Blade Runner: The Final Cut movie review (1982)
Scott has resisted the temptation to go back and replace analog special effects with new GCI work (which disturbed many fans of George Lucas' "Star Wars") and has kept Douglas Turnbull's virtuoso original special effects, while enhancing, restoring, cleaning and scrubbing both visuals and sound so the film reflects a higher technical standard than ever before. It looks so great, you're tempted to say the hell with the story, let's just watch it.
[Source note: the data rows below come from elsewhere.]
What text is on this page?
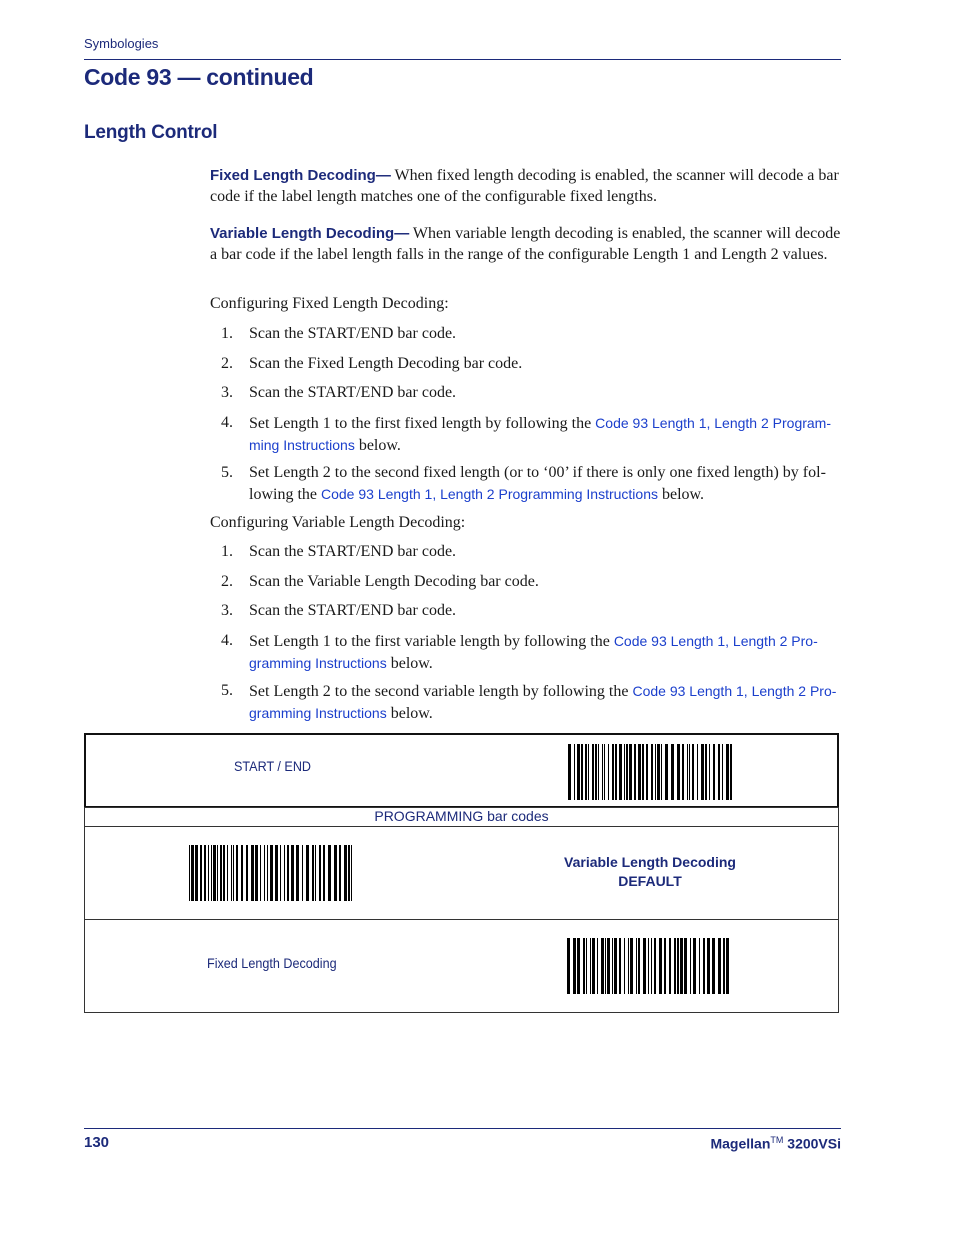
Symbologies
Code 93 — continued
Length Control
Fixed Length Decoding— When fixed length decoding is enabled, the scanner will decode a bar code if the label length matches one of the configurable fixed lengths.
Variable Length Decoding— When variable length decoding is enabled, the scanner will decode a bar code if the label length falls in the range of the configurable Length 1 and Length 2 values.
Configuring Fixed Length Decoding:
1. Scan the START/END bar code.
2. Scan the Fixed Length Decoding bar code.
3. Scan the START/END bar code.
4. Set Length 1 to the first fixed length by following the Code 93 Length 1, Length 2 Program-ming Instructions below.
5. Set Length 2 to the second fixed length (or to ‘00’ if there is only one fixed length) by fol-lowing the Code 93 Length 1, Length 2 Programming Instructions below.
Configuring Variable Length Decoding:
1. Scan the START/END bar code.
2. Scan the Variable Length Decoding bar code.
3. Scan the START/END bar code.
4. Set Length 1 to the first variable length by following the Code 93 Length 1, Length 2 Pro-gramming Instructions below.
5. Set Length 2 to the second variable length by following the Code 93 Length 1, Length 2 Pro-gramming Instructions below.
START / END
PROGRAMMING bar codes
Variable Length Decoding
DEFAULT
Fixed Length Decoding
130	Magellan™ 3200VSi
But the story benefits, too, by seeming more to inhabit its world than be laid on top of it. The action follows Deckard, a "blade runner" who is assigned to track down and kill six rebel replicants who have returned illegally from off-worlds to earth, and are thought to be in Los Angeles. (The movie never actually deals with more than five replicants, however, unless, as the critic Tim Dirks speculates, Deckard might be the sixth). Replicants, as you know, are androids who are "more human than human," manufactured to perform skilled slave labor on earth colonies. They are born fully formed, supplied with artificial memories of their "pasts," and set to break down after four years, because after that point they are so smart they have a tendency to develop human emotions and feelings and have the audacity to think of themselves as human. Next thing you know, they'll want the vote, and civil rights. Much of this comes from the original Philip K. Dick story, Do Androids Dream of Electric Sheep?
Since replicants in general do not know they are replicants, there can be real poignancy in their lives. We feel sympathy for one in particular, Rachael (Sean Young), who finds herself involved in romance with Deckard. He loves her even though he has reason to believe she is a replicant, but a very good one, almost impossible to detect.
What I have always wondered is why the Tyrell Corporation made their androids so lifelike. Why not give them four arms and settle the matter, and get more work out of them? Is there a buried possibility that Tyrell's long-range plan is to replace humans altogether? Is the whole blade-running caper simply a cover for his scheme? But never mind. What matters to the viewer is that the ground rules seem to be in place, and apply in one of the most extraordinary worlds ever created in a film.
The skies are always dark with airborne filth in this Los Angeles of the future. It usually rains. The infrastructure looks a lot like now, except older and more crowded, and with the addition of vast floating zeppelins, individual flying cars, and towering buildings of unimaginable size. When I first saw the film I was impressed by the giant billboards with moving, speaking faces on them, touting Coca-Cola and other products. Now I walk over to Millennium Park and see giant faces looming above me, smiling, winking, and periodically spitting (but not Coke). As for the flying cars, these have been a staple of sci-fi magazine covers for decades, but remain wildly impractical and dangerous, unless locked into a control grid.